The role of the police is not to assess or diagnose mental health conditions or disorders, said Mrs Teo. “They are not best placed to do so. Their role is to deal with the threat of harm and protect public safety.”

With regard to the possibility of a police officer abusing his powers, Mrs Teo said that safeguards such as body-worn cameras for ground response officers ensure accountability and transparency.

“Their actions can be audited very easily because it’s recorded,” she said. 

Mental health professionals on the scene and hospital overload

Some MPs have suggested that mental health professionals or community first responders accompany police officers when responding to such cases. 

For this suggestion to work, Mrs Teo said there needs to be sufficient numbers of such professionals on standby 24/7 and for them to respond immediately to “all cases at all parts of our island”.

“Unfortunately, I think this will be very difficult to accomplish,” she said. The more feasible approach is to refer such individuals to mental health professionals for treatment after dealing with the danger. 

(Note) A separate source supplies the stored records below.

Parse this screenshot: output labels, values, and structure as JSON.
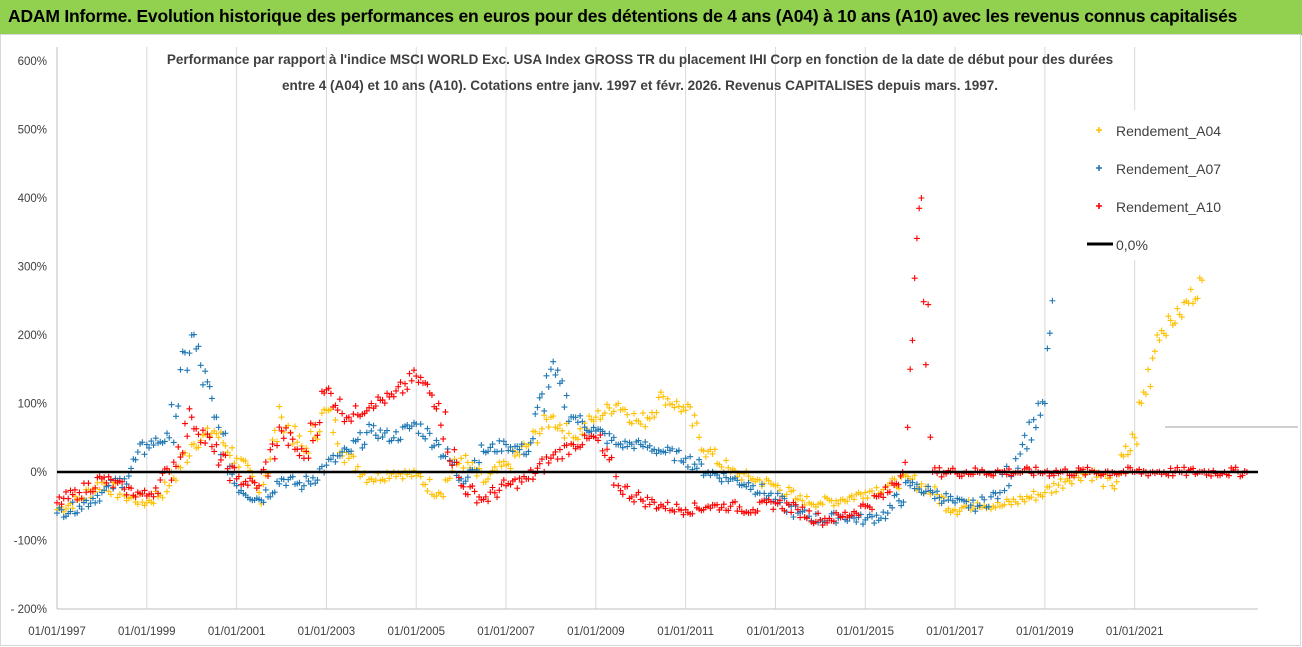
{
  "banner": {
    "title": "ADAM Informe. Evolution historique des performances en euros pour des détentions de 4 ans (A04) à 10 ans (A10) avec les revenus connus capitalisés"
  },
  "chart_data": {
    "type": "scatter",
    "title_line1": "Performance par rapport à l'indice MSCI WORLD Exc. USA Index GROSS TR  du placement IHI Corp en fonction de la date de début pour des durées",
    "title_line2": "entre 4 (A04) et 10 ans (A10). Cotations entre janv. 1997 et févr. 2026. Revenus CAPITALISES depuis mars. 1997.",
    "x_range": [
      "1997-01-01",
      "2023-09-30"
    ],
    "x_ticks": [
      "01/01/1997",
      "01/01/1999",
      "01/01/2001",
      "01/01/2003",
      "01/01/2005",
      "01/01/2007",
      "01/01/2009",
      "01/01/2011",
      "01/01/2013",
      "01/01/2015",
      "01/01/2017",
      "01/01/2019",
      "01/01/2021"
    ],
    "y_range": [
      -200,
      600
    ],
    "y_ticks": [
      "- 200%",
      "-100%",
      "0%",
      "100%",
      "200%",
      "300%",
      "400%",
      "500%",
      "600%"
    ],
    "grid": "vertical lines at x ticks",
    "legend_position": "right",
    "zero_line": {
      "name": "0,0%",
      "value": 0,
      "color": "#000000"
    },
    "series": [
      {
        "name": "Rendement_A04",
        "color": "#ffc000",
        "x": [
          "1997-01",
          "1997-07",
          "1998-01",
          "1998-07",
          "1999-01",
          "1999-07",
          "2000-01",
          "2000-07",
          "2001-01",
          "2001-07",
          "2002-01",
          "2002-07",
          "2003-01",
          "2003-07",
          "2004-01",
          "2004-07",
          "2005-01",
          "2005-07",
          "2006-01",
          "2006-07",
          "2007-01",
          "2007-07",
          "2008-01",
          "2008-07",
          "2009-01",
          "2009-07",
          "2010-01",
          "2010-07",
          "2011-01",
          "2011-07",
          "2012-01",
          "2012-07",
          "2013-01",
          "2013-07",
          "2014-01",
          "2014-07",
          "2015-01",
          "2015-07",
          "2016-01",
          "2016-07",
          "2017-01",
          "2017-07",
          "2018-01",
          "2018-07",
          "2019-01",
          "2019-07",
          "2020-01",
          "2020-07",
          "2021-01",
          "2021-07",
          "2022-01",
          "2022-07"
        ],
        "values": [
          -55,
          -40,
          -15,
          -35,
          -45,
          -20,
          40,
          60,
          20,
          -30,
          80,
          30,
          90,
          20,
          -10,
          0,
          -5,
          -30,
          20,
          -15,
          10,
          40,
          80,
          50,
          80,
          100,
          70,
          110,
          90,
          30,
          0,
          -10,
          -20,
          -40,
          -45,
          -40,
          -30,
          -20,
          -10,
          -30,
          -55,
          -45,
          -50,
          -40,
          -30,
          -10,
          0,
          -20,
          50,
          200,
          230,
          280
        ]
      },
      {
        "name": "Rendement_A07",
        "color": "#1f77b4",
        "x": [
          "1997-01",
          "1997-07",
          "1998-01",
          "1998-07",
          "1999-01",
          "1999-07",
          "2000-01",
          "2000-07",
          "2001-01",
          "2001-07",
          "2002-01",
          "2002-07",
          "2003-01",
          "2003-07",
          "2004-01",
          "2004-07",
          "2005-01",
          "2005-07",
          "2006-01",
          "2006-07",
          "2007-01",
          "2007-07",
          "2008-01",
          "2008-07",
          "2009-01",
          "2009-07",
          "2010-01",
          "2010-07",
          "2011-01",
          "2011-07",
          "2012-01",
          "2012-07",
          "2013-01",
          "2013-07",
          "2014-01",
          "2014-07",
          "2015-01",
          "2015-07",
          "2016-01",
          "2016-07",
          "2017-01",
          "2017-07",
          "2018-01",
          "2018-07",
          "2019-01",
          "2019-03"
        ],
        "values": [
          -60,
          -50,
          -30,
          -10,
          40,
          50,
          200,
          80,
          -20,
          -40,
          -10,
          -20,
          10,
          30,
          60,
          50,
          70,
          40,
          -10,
          30,
          40,
          30,
          150,
          80,
          60,
          40,
          40,
          30,
          20,
          0,
          -10,
          -20,
          -40,
          -60,
          -70,
          -65,
          -70,
          -60,
          -20,
          -30,
          -45,
          -50,
          -30,
          40,
          100,
          250
        ]
      },
      {
        "name": "Rendement_A10",
        "color": "#ff0000",
        "x": [
          "1997-01",
          "1997-07",
          "1998-01",
          "1998-07",
          "1999-01",
          "1999-07",
          "2000-01",
          "2000-07",
          "2001-01",
          "2001-07",
          "2002-01",
          "2002-07",
          "2003-01",
          "2003-07",
          "2004-01",
          "2004-07",
          "2005-01",
          "2005-07",
          "2006-01",
          "2006-07",
          "2007-01",
          "2007-07",
          "2008-01",
          "2008-07",
          "2009-01",
          "2009-07",
          "2010-01",
          "2010-07",
          "2011-01",
          "2011-07",
          "2012-01",
          "2012-07",
          "2013-01",
          "2013-07",
          "2014-01",
          "2014-07",
          "2015-01",
          "2015-07",
          "2015-11",
          "2016-01",
          "2016-04",
          "2016-07",
          "2017-01",
          "2017-07",
          "2018-01",
          "2018-07",
          "2019-01",
          "2019-07",
          "2020-01",
          "2020-07",
          "2021-01",
          "2021-07",
          "2022-01",
          "2022-07",
          "2023-01",
          "2023-07"
        ],
        "values": [
          -45,
          -30,
          -10,
          -25,
          -35,
          0,
          80,
          30,
          -10,
          -20,
          60,
          20,
          120,
          80,
          100,
          110,
          140,
          100,
          -20,
          -40,
          -20,
          -10,
          20,
          40,
          50,
          -20,
          -40,
          -50,
          -55,
          -50,
          -50,
          -55,
          -45,
          -55,
          -70,
          -65,
          -50,
          -30,
          0,
          150,
          400,
          0,
          0,
          0,
          0,
          0,
          0,
          0,
          0,
          0,
          0,
          0,
          0,
          0,
          0,
          0
        ]
      }
    ]
  }
}
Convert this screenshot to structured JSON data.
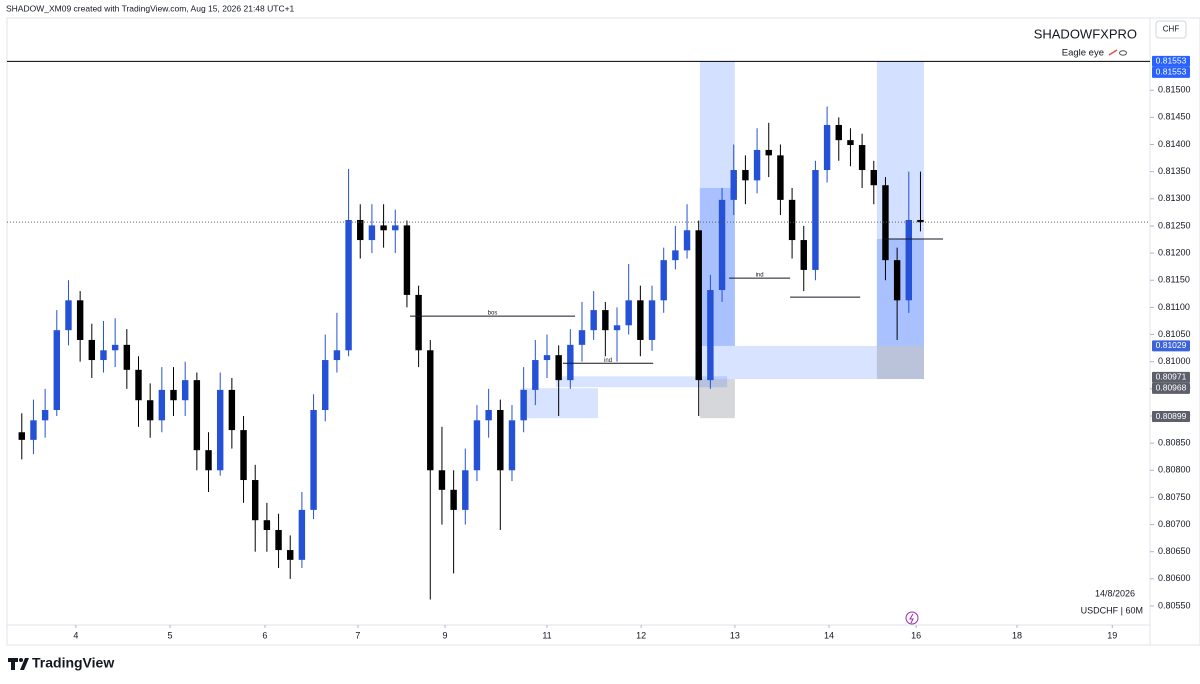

Other concerns from MPs include whether clinics or mental health facilities would face an influx in patients. Mrs Teo does not think this would be the case, as the threshold for police officers to apprehend someone is “still quite high”. 

“It’s not a case where suddenly you’re going to go out to make apprehensions. So there is no anticipated increase in resourcing needs,” she said. 

She reiterated that the police would only intervene when a person poses a danger to himself and others around him.

“The police do not get involved in cases involving persons with mental health conditions but who do not pose any danger to himself or others,” she said.